Big TV events – the Super Bowl, the Oscars, the annual American Idol finale – aren’t just good for the networks that air them, they’re also good for the Internet.
The number of viewers who are simultaneously online is increasing every year, reports Nielsen Wire. On average, 10% of TV viewers are also visiting social networks such as Facebook or Twitter or browsing the Web during major events.
During this year’s high-rated Oscars, with almost one-third of the available TV audience tuning in to the broadcast, more than 13% of viewers were also on the Web. Comparatively, nearly 26% of TV households watched the 2009 Oscars, with 8.7% surfing the Web simultaneously.

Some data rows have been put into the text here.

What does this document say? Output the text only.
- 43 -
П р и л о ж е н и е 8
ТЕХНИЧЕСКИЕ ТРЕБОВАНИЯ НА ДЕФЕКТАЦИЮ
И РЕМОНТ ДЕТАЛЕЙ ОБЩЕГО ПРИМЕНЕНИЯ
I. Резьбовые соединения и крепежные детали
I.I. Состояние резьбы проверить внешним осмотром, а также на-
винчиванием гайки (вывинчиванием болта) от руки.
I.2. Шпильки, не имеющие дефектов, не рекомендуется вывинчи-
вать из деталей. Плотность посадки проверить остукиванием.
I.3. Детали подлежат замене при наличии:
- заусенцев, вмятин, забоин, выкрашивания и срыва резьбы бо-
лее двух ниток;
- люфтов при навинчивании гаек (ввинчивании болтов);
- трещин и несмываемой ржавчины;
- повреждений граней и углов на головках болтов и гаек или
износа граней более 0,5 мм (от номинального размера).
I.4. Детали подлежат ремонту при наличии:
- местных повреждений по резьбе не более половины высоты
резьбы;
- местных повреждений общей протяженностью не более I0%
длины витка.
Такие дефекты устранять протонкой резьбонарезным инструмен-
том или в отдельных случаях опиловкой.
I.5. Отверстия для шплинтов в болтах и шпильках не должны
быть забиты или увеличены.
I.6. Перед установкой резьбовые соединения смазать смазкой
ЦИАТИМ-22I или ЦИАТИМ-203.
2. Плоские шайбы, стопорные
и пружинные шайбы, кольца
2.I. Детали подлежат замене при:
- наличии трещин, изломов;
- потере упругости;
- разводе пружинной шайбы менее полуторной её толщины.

That trend held true for the Super Bowl as well, with 47.4% of households watching the underdog New Orleans Saints beat the favored Indianapolis Colts and 14.5% hanging out on line to tweet about it. Last year, more households – 49.1% — watched the game, but fewer people, 12.8%, were online.
Lesson learned? The Internet may be fragmenting people’s time, but it only helps big-event TV. We’re social animals and we love to experience those cultural events together – hence Oscar parties and Super Bowl parties – and participating online is nothing if not one big virtual party. And no one has to deplete their wallet or mess up their kitchen to throw an online party, although I’m still a fan of the old-fashioned way of watching TV’s biggest events: lots of friends, lots of food, lots of fun.